The arc of the first five comments (each made by a different person) posted by readers in response to Eisenberg’s article made me chuckle:
“I’d like to be one of those new Ethics Officers. I would imagine that to be a $2m/year job, with the primary role being to not object to the Board’s or my own salaries.”
“No more regulators or regulations or layers of accountability.”
“Regulation on top of regulation is useless. As soon as one of Eisenberg’s ethics officers cheats or steals, we’ll need ethics officer overseers. Yes, some boards will be inept — so are some professors, and writers, and editors. Over-regulation solves nothing.”
“Sure…let’s pile bureaucracy on top of regulation on top of oversight on top of more bureaucracy. And while we’re at it, make sure we never, ever trust the private sector to govern itself. Typical academic clap-trap! I guess Eisenberg proves that when your only tool is a hammer (bureaucracy), then every problem looks like a nail. We already have more-than-sufficient regulation. Let’s start by simply enforcing the existing rules. The last thing we need is more government inserting itself into the situation.”

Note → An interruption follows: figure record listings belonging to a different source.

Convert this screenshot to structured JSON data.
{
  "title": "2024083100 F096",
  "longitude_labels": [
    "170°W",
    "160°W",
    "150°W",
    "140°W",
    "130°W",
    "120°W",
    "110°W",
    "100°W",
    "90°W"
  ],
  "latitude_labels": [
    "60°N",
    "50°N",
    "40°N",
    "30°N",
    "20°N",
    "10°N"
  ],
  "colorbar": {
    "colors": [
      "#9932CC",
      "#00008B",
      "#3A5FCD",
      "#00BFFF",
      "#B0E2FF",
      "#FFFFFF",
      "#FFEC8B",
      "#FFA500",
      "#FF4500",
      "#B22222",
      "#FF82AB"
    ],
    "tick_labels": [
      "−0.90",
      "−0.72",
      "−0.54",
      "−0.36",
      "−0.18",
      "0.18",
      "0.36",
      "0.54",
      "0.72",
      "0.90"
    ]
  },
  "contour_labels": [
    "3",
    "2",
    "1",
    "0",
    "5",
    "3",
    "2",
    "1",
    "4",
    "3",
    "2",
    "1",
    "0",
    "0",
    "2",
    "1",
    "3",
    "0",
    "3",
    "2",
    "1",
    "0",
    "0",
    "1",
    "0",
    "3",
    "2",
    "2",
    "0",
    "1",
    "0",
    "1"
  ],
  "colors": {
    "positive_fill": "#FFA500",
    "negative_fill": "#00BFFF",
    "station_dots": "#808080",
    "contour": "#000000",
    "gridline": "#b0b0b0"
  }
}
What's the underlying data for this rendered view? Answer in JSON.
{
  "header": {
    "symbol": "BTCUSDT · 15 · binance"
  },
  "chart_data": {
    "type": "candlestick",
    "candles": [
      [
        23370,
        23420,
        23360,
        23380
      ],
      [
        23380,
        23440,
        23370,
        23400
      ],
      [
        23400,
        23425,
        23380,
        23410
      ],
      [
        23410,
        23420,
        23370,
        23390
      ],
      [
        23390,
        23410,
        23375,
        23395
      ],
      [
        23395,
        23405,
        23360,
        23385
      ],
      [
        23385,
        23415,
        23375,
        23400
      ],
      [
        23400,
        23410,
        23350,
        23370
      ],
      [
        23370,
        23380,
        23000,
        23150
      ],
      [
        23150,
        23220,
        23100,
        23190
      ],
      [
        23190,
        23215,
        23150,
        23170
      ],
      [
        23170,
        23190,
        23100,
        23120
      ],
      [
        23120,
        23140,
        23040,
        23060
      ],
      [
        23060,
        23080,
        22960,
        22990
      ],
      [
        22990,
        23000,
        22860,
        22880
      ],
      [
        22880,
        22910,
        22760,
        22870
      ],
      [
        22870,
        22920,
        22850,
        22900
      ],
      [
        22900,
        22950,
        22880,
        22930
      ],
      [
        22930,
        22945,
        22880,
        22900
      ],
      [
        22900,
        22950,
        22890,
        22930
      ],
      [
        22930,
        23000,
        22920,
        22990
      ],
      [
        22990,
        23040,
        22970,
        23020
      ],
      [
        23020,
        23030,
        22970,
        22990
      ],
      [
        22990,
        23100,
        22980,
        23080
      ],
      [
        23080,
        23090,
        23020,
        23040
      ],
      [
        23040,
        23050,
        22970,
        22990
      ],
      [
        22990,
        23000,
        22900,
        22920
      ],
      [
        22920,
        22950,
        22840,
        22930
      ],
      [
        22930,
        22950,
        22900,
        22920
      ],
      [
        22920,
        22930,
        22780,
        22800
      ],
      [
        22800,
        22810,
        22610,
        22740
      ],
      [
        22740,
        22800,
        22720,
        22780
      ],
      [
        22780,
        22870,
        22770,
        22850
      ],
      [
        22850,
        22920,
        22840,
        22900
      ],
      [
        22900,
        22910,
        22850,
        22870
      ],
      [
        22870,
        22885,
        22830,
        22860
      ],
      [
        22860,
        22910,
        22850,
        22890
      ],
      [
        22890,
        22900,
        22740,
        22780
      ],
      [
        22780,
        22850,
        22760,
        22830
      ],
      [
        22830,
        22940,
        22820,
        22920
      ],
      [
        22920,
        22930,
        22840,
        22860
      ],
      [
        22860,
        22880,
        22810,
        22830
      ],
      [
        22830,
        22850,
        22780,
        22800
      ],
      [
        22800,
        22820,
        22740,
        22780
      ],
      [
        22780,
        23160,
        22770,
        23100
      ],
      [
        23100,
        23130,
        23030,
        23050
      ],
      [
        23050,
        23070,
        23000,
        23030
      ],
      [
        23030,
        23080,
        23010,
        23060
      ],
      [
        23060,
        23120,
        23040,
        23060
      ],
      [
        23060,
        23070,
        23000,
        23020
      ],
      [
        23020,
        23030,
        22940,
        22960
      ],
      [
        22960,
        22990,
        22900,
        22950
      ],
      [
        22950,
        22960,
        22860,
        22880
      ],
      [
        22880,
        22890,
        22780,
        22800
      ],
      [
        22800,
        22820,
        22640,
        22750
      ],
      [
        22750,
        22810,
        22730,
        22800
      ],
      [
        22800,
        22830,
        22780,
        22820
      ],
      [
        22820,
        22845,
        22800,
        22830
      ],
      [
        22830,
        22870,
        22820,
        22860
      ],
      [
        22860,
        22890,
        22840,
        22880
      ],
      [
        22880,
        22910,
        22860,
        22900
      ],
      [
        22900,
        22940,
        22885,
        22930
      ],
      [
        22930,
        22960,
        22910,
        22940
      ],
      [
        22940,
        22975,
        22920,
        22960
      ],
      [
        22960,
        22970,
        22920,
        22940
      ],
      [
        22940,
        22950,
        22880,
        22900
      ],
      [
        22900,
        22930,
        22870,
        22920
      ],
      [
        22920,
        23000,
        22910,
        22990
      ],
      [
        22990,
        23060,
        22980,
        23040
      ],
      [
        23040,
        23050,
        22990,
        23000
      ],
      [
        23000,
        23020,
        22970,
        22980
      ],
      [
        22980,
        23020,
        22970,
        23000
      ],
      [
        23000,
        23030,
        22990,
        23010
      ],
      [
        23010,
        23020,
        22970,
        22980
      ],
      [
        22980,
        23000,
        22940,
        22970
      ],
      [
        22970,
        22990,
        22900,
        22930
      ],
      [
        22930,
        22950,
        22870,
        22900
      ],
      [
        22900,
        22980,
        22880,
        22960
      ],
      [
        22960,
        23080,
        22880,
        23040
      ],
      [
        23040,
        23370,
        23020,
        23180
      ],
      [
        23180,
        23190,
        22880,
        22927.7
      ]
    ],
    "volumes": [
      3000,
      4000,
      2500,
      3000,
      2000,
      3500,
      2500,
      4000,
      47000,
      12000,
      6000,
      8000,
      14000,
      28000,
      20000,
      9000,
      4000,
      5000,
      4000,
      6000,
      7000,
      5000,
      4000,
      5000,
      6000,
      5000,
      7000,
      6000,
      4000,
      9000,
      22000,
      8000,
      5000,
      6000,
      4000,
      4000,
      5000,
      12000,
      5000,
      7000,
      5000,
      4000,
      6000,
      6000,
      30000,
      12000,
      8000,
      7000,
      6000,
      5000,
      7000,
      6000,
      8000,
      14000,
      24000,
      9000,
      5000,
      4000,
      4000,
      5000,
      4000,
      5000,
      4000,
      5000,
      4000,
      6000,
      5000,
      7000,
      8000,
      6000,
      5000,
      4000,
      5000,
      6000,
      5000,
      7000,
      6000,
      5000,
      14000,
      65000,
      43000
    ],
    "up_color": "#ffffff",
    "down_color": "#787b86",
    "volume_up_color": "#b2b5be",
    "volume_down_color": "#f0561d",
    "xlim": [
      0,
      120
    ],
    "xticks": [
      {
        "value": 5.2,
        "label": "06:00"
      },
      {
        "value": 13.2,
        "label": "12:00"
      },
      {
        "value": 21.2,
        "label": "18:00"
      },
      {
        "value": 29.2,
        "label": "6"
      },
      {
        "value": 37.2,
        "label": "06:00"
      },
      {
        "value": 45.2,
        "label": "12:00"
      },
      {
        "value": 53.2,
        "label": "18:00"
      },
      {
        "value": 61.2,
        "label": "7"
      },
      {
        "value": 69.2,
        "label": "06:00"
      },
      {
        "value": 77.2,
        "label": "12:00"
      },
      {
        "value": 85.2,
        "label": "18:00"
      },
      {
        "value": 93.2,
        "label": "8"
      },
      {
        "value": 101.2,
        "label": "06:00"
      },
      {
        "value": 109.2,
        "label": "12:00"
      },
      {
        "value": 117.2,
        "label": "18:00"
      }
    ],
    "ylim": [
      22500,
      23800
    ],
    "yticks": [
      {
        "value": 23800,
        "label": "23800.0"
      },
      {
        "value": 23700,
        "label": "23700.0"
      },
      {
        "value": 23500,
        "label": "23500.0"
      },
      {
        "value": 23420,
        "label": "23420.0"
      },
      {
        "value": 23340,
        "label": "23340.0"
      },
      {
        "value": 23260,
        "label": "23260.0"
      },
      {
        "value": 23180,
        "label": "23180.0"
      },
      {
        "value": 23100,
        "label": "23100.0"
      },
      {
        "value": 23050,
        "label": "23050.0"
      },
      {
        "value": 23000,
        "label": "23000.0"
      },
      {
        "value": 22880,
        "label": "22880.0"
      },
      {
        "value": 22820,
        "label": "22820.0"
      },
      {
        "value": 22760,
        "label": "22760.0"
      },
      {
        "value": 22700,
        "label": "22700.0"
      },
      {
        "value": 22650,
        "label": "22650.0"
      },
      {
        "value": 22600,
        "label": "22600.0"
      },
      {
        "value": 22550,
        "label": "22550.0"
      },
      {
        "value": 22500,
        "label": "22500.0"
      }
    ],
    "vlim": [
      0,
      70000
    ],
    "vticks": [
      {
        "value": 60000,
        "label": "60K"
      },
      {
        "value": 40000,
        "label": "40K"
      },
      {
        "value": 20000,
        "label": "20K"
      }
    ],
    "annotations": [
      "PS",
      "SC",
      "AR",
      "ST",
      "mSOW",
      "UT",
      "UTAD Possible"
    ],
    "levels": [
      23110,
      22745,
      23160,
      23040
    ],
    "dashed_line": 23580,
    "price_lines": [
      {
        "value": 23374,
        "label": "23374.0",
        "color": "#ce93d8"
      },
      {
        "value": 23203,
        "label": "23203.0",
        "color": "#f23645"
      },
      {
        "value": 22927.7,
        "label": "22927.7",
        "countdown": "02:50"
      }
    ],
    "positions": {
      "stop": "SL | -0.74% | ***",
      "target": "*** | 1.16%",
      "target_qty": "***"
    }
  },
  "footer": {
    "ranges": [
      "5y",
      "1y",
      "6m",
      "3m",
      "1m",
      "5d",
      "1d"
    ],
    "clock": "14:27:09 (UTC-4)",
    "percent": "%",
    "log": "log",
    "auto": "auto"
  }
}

“I can’t help but think that the previous comments are not coming from people who provide the funds for the charities.”
Reading through the comments posted in response to his article, I noted that many people were skeptical of Eisenberg’s suggestions. Nonprofits are often offended or annoyed by the suggestion that greater oversight is needed, and assert that they are capable of self monitoring. But Eisenberg asserts that boards have proven over and over again that they are not.
In last week’s post I shared the Marshall W. Meyer and Lynne G. Zucker theory of permanently failing organizations: organizations that persist despite the fact that they are not achieving their goals. Arguably, permanently failing nonprofit organizations do not serve the public interest. But as the responses to Rocco Landesman’s 2011 supply/demand salvo showed, arts organizations seem to find it unacceptable that the NEA or the IRS or state arts agencies or any outside entity, really, would weigh in and mandate the closure of some organizations.

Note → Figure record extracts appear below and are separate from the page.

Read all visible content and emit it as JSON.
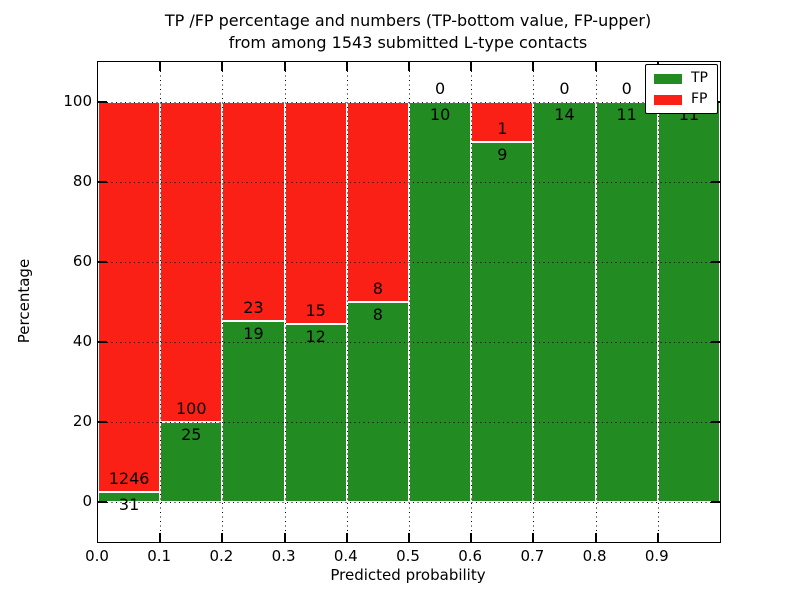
{
  "chart_data": {
    "type": "bar",
    "subtype": "stacked-percentage",
    "title_line1": "TP /FP percentage and numbers (TP-bottom value, FP-upper)",
    "title_line2": "from among 1543 submitted L-type contacts",
    "xlabel": "Predicted probability",
    "ylabel": "Percentage",
    "xlim": [
      0.0,
      1.0
    ],
    "ylim": [
      -10,
      110
    ],
    "x_tick_labels": [
      "0.0",
      "0.1",
      "0.2",
      "0.3",
      "0.4",
      "0.5",
      "0.6",
      "0.7",
      "0.8",
      "0.9"
    ],
    "y_tick_values": [
      0,
      20,
      40,
      60,
      80,
      100
    ],
    "grid": "dotted black, drawn above bars",
    "legend_position": "upper right",
    "categories": [
      "0.0-0.1",
      "0.1-0.2",
      "0.2-0.3",
      "0.3-0.4",
      "0.4-0.5",
      "0.5-0.6",
      "0.6-0.7",
      "0.7-0.8",
      "0.8-0.9",
      "0.9-1.0"
    ],
    "series": [
      {
        "name": "TP",
        "color": "#228B22",
        "values": [
          31,
          25,
          19,
          12,
          8,
          10,
          9,
          14,
          11,
          11
        ]
      },
      {
        "name": "FP",
        "color": "#FB2015",
        "values": [
          1246,
          100,
          23,
          15,
          8,
          0,
          1,
          0,
          0,
          0
        ]
      }
    ],
    "tp_percent_of_bin": [
      2.4,
      20.0,
      45.2,
      44.4,
      50.0,
      100.0,
      90.0,
      100.0,
      100.0,
      100.0
    ],
    "colors": {
      "tp": "#228B22",
      "fp": "#FB2015",
      "grid": "#000000",
      "bar_edge": "#ffffff",
      "background": "#ffffff",
      "text": "#000000"
    }
  }
}
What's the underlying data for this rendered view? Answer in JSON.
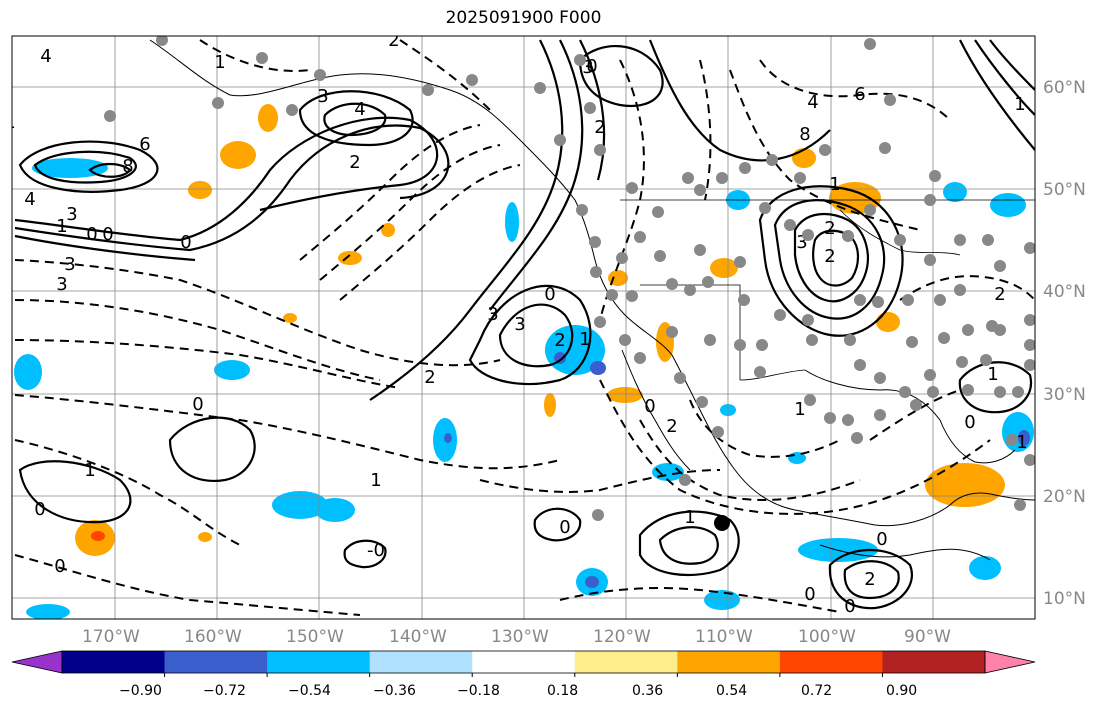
{
  "title": "2025091900 F000",
  "map": {
    "lon_labels": [
      "170°W",
      "160°W",
      "150°W",
      "140°W",
      "130°W",
      "120°W",
      "110°W",
      "100°W",
      "90°W"
    ],
    "lat_labels": [
      "60°N",
      "50°N",
      "40°N",
      "30°N",
      "20°N",
      "10°N"
    ],
    "contour_labels": [
      "4",
      "1",
      "2",
      "3",
      "4",
      "8",
      "6",
      "3",
      "2",
      "4",
      "3",
      "1",
      "0",
      "0",
      "0",
      "1",
      "3",
      "4",
      "2",
      "8",
      "6",
      "0",
      "1",
      "2",
      "3",
      "2",
      "0",
      "3",
      "2",
      "1",
      "2",
      "3",
      "0",
      "3",
      "1",
      "0",
      "1",
      "0",
      "1",
      "0",
      "1",
      "2",
      "1",
      "0",
      "1",
      "0",
      "2",
      "1",
      "0",
      "0",
      "2",
      "0",
      "-0"
    ]
  },
  "colorbar": {
    "tick_labels": [
      "−0.90",
      "−0.72",
      "−0.54",
      "−0.36",
      "−0.18",
      "0.18",
      "0.36",
      "0.54",
      "0.72",
      "0.90"
    ],
    "colors": [
      "#9932cc",
      "#00008b",
      "#3a5fcd",
      "#00bfff",
      "#b0e2ff",
      "#ffffff",
      "#ffec8b",
      "#ffa500",
      "#ff4500",
      "#b22222",
      "#ff82ab"
    ]
  },
  "colors": {
    "grid": "#888888",
    "contour": "#000000",
    "station": "#888888"
  }
}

Thus, it seems that if permanently failing organizations are going to be encouraged to either take the necessary risks to become high performing, or acknowledge defeat and close their doors, board members are the ones that need to make that demand–on behalf of the public interest. Board members are in the driver’s seat when it comes to approving organizational plans, budgets, and (often) finding resources that allow an organization to persist.
Of course, if you were appointed to a board exclusively because of your ability to give or get money, or if you mistakenly believe your job is to keep the institution alive rather than on mission, or if you are reluctant to admit defeat “on your watch” … well, it’s easy to see why nonprofit board members may be prone to tolerate a permanently failing existence.

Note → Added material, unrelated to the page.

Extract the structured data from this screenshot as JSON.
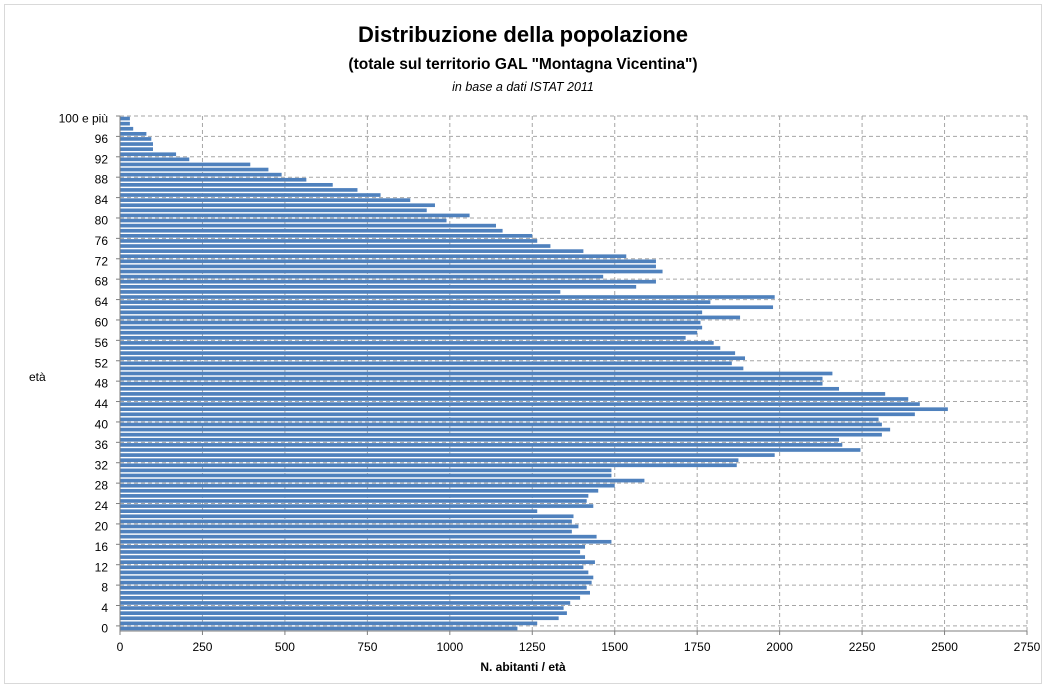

I’m not sure how to address the failure of nonprofit boards to, at times, do their jobs (and for the record I do not think all boards are failing in their responsibilities to the public); but it would seem that if the public is, indeed, losing trust in the ability of boards to act in their interest then we might very well expect increased calls for greater oversight to be imposed–for the ultimate good of the nonprofit and the public it serves.
Nonprofits and those who love them, eh?